Merci au centre social del Rio, à Charlotte et Coline

MADE IN THE RIVER – Nouvelles du printemps

Où en sommes nous actuellement? 2 mois après le lancement de la Gazette du Ruisseau ?

Nous avons écouté le fleuve, en l’observant, en le touchant et en entrant dans sa vie hybride fluide. Cela prend du temps : passer des heures à ses côtés, chercher, explorer et enfin récolter des matériaux le long du lit du ruisseau.

Ainsi, nous pouvons commencer à transmettre et à transformer la façon dont les autres voient et ressentent la rivière, sa vitalité – entendre sa voix : Prendre soin de la rivière en l’écoutant – comme une entité vivante – et en étant en présence sympathique avec cet autre être vivant.

Nous avons enfin nettoyé, rassemblé, tamisé et digéré les divers matériaux trouvés dans ses eaux, incrustés dans les berges, flottant ou noyés, les détritus et déchets humains que le ruisseau tente d’accueillir, de transformer et de revêtir de sa beauté et de son charme.

Maintenant, nous sommes engagés dans la fabrication d’ateliers, nous pouvons commencer à créer un nouveau panthéon de créatures fluviales, d’esprits et de dieux/desses, en co-construisant et re-présentant l’ingéniosité et la créativité du fleuve – avec une haute couture, à travers la délicatesse et l’unicité , mêlant cette nouvelle sensibilité aux charmes et vêtements du quotidien. Nous réalisons ensemble :

Des incarnations des aspects de la rivière : le Dragon/Hydre (source de la rivière) ; La Tête de galets (lit de la rivière) ; Le Sangsue (la symbiose interne à la rivière); la Créature de la Caravelle (créatures de la rivière); La Cascade (Rivière qui coule de l’énergie – eau); Algues/Végétal (Végétation fluviale), Le Digesteur (eau/pluie/soleil/rayonnement/dégradation/à hybridation).

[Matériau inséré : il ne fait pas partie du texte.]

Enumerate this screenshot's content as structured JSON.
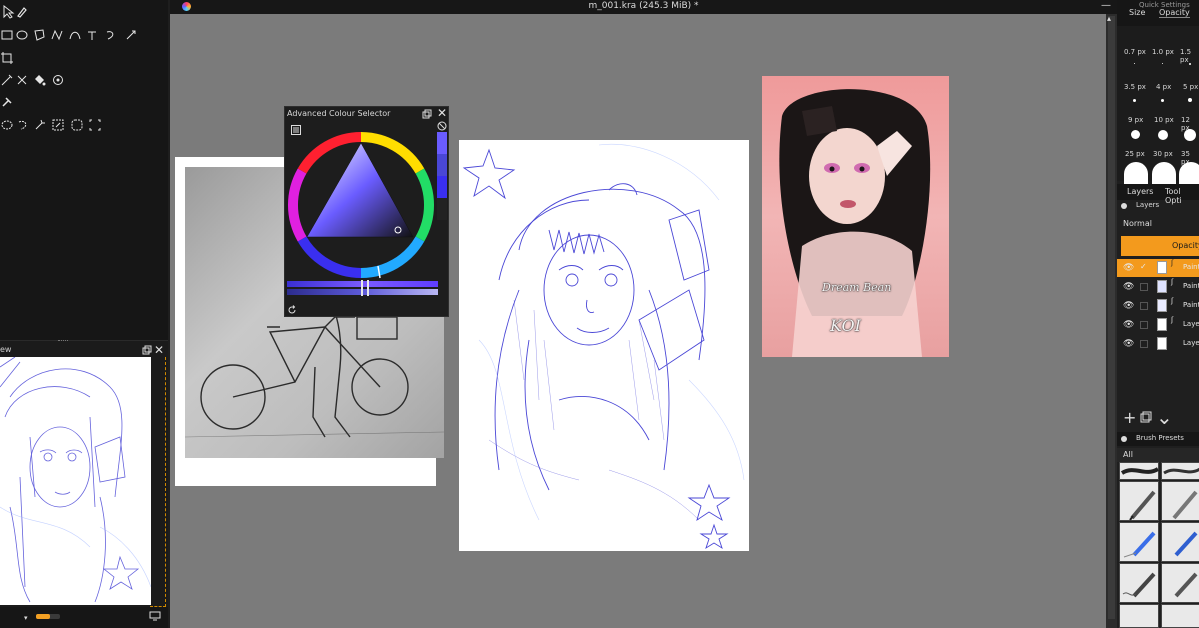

Illusions, mirages : l’eau nous crée le trouble entre rochers et polyesters

D’autres apparitions auront peut être lieu ?

Affirmer cette étrangeté : “je ne suis pas naturelle et pourtant je suis toujours sauvage”, transformer le rebus en préciosité, entendre la beauté cachée.

Cet imaginaire de l’eau, véhiculé à travers la création des costumes, est partagé au cours d’ateliers avec les habitants de Marseille Nord :

Depuis février, l’équipe de Made in The River a partagé des explorations du ruisseau et des ramassages avec les enfants de la cité de la Viste, voisine du ruisseau.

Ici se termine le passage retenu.